Though the decision requires that a person “clearly consents to the termination of life,” what’s to preclude subtle coercion from tipping the scales toward a decision that cannot be undone? How does one measure clarity of consent? Insofar as the individual is judged to be competent and is made the final arbiter in the decision, there can be no further protections against hidden pressures for an irrevocable decision.

 

Depression in particular could play a major part in one’s decision to request death. Schadenberg points out that “[a]ssisted suicide represents an abandonment of people who live with depression who require support and proper care, and undermines important mental health and suicide prevention programs.”

 

It is notable that the Court did not require that a diagnosis of terminal illness be present, as the law does in Washington and Oregon. Oregon, the first U.S. state to legalize assisted suicide in 1997, requires that there be a prognosis of less than six months to live.

 

Research on Oregon reveals the impact of “right-to-die” laws – deaths by assisted suicide in Oregon have doubled since 2005. Other states that have legalized assisted suicide include Montana, New Mexico, Vermont and Washington, though New Mexico’s attorney general is appealing the decision.

 

Strangely enough, for both Canada’s and New Mexico’s rulings, a major part of the argument to permit assisted suicide is based on the principle that the state must not deprive a person of life, liberty, or property (or in Canada’s language, “life, liberty and security of the person”) without due process. By misconstruing this principle, the courts have placed priority of the right to individual liberty over the right to life. That is, a doctor has a supposed right to prescribe a lethal drug to a person exercising his liberty in pursuit of death.
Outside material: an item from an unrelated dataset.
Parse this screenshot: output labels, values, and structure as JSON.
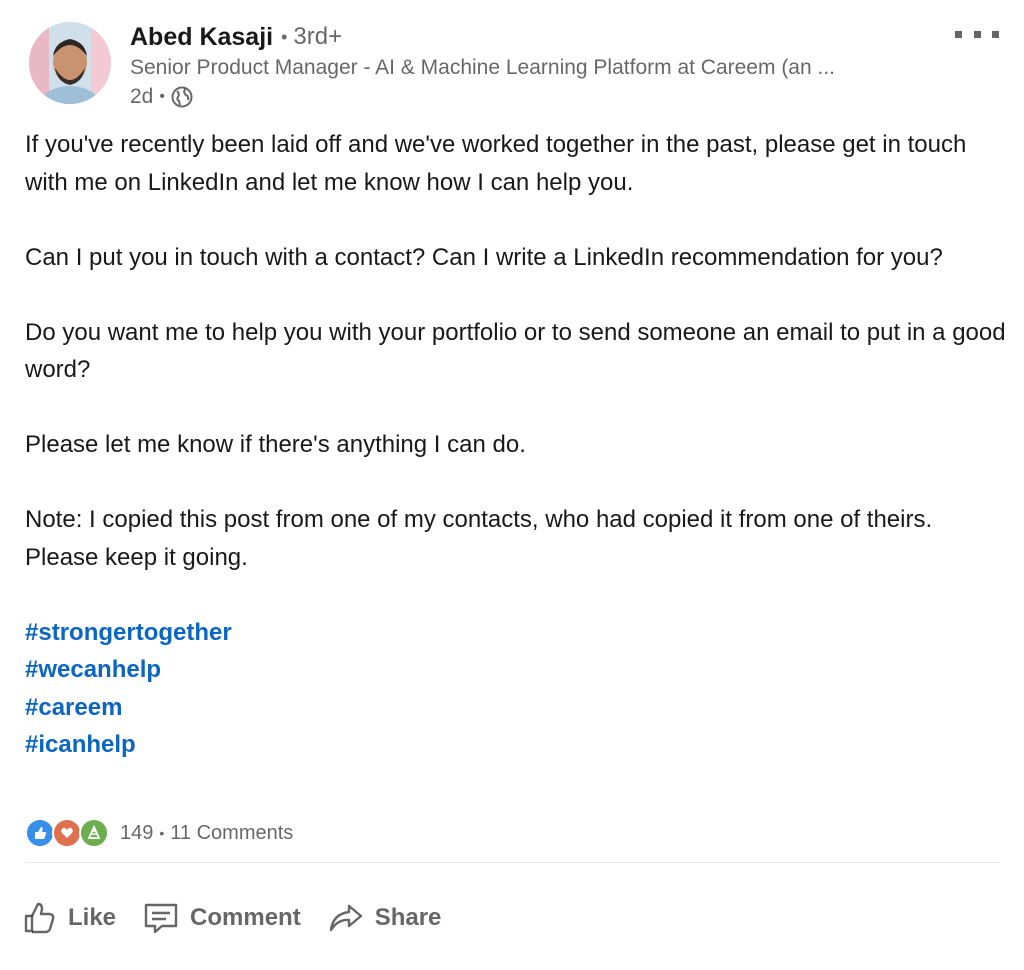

That the fundamental “right-to-life” principle is used as a legal strategy to advance “right-to-die” legislation reveals how backward and twisted these legal rulings have become.

 

The Supreme Court of Canada’s decision has truly unsealed Pandora’s Box. Once opened, it is too late and difficult to close. Though a chance still exists that the lid may be kept on if the “notwithstanding clause” is used to overrule the Court, that chance is slim. May it not be too late, when proponents of legal assisted suicide recognize that the right to liberty can only follow if the right to life is first upheld.

 

Genevieve Plaster is a Research Assistant for Charlotte Lozier Institute.